The Kennedy Administration lasted less than three years, but the 300 outfits that Cassini made for Jacqueline Kennedy set several trends that endured for the entire decade. His style signatures included A-line geometric dresses, pillbox hats, boxy jackets with oversized buttons, and a leopard coat that became a ubiquitous staple for the well-dressed woman. Cassini was also an astute entrepreneur, venturing into menswear and then becoming the first American designer to license his name to other products. "Oleg Cassini" hosiery, handbags, and even bed linens earned him a small fortune.

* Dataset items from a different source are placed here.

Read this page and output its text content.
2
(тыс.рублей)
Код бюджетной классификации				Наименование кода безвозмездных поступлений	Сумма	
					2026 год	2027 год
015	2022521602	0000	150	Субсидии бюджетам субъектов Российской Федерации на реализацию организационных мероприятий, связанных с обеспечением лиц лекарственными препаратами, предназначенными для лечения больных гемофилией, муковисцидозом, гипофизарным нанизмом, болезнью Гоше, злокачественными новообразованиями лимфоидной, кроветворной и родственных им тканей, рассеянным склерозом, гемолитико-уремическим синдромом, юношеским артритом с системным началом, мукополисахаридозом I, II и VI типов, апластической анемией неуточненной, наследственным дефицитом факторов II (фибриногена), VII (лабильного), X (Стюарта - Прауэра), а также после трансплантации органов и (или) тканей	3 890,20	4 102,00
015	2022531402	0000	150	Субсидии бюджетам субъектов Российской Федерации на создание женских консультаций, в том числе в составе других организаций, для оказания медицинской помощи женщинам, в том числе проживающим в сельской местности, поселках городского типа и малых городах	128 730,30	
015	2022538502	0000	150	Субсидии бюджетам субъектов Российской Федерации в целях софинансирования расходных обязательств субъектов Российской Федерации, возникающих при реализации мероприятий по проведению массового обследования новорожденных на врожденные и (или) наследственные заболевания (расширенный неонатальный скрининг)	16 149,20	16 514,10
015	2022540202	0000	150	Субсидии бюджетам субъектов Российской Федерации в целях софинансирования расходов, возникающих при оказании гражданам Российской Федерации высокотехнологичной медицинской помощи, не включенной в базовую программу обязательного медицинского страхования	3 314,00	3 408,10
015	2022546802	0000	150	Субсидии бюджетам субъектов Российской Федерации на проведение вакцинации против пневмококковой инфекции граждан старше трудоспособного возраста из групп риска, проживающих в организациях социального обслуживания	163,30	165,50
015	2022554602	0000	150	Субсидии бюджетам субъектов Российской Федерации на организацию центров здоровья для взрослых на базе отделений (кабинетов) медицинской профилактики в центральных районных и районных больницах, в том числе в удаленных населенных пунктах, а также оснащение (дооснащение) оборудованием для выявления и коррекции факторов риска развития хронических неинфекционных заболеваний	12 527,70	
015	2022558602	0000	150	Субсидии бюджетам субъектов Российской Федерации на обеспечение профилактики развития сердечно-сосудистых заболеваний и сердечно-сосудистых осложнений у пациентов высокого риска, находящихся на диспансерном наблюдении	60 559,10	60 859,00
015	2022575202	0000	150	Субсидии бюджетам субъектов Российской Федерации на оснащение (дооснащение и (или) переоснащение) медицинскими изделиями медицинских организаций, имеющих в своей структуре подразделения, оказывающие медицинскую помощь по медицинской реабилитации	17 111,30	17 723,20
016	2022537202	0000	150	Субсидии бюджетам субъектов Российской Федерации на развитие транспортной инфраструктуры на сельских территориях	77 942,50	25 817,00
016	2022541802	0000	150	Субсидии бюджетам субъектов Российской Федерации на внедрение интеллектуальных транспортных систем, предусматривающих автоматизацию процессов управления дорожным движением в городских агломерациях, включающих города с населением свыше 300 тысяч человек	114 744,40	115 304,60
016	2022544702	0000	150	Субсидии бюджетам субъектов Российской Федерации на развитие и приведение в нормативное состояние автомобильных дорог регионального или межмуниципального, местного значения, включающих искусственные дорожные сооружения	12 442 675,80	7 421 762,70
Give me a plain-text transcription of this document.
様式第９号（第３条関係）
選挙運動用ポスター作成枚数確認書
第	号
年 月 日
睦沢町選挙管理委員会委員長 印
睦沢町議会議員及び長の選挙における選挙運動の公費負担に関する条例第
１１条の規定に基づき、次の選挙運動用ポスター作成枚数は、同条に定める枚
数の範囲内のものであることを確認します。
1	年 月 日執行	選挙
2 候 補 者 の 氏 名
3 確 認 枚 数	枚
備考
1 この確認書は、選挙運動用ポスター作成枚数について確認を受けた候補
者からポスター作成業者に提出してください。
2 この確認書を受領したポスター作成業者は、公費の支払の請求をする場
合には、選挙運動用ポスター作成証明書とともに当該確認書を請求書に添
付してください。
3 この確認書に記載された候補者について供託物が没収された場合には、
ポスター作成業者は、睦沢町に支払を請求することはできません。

Cassini worked steadily until his death, even designing a line of dresses for David's Bridal the year before he died. He remained an unrepentant raconteur, and chronicled his fascinating encounters with the equally rich and famous in a 1987 autobiogra-phy, In My Own Fashion. He died on March 17, 2006, in Manhasset, New York, at the age of 92. His third wife, Marianne, told the press that a broken blood vessel in his head was the cause of death. Daughters Daria and Christina also survive him, as do four grandchildren.

Sources:

Chicago Tribune, March 19, 2006, sec. 4, p. 5; Daily Telegraph (London), March 20, 2006; Los Angeles Times, March 18, 2006, p. B14; New York Times, March 19, 2006, p. A28; April 21, 2006, p. A2; People, March 28, 2006, pp. 129-33; Times (London), March 21, 2006, p. 63; Washington Post, March 19, 2006, p. C7.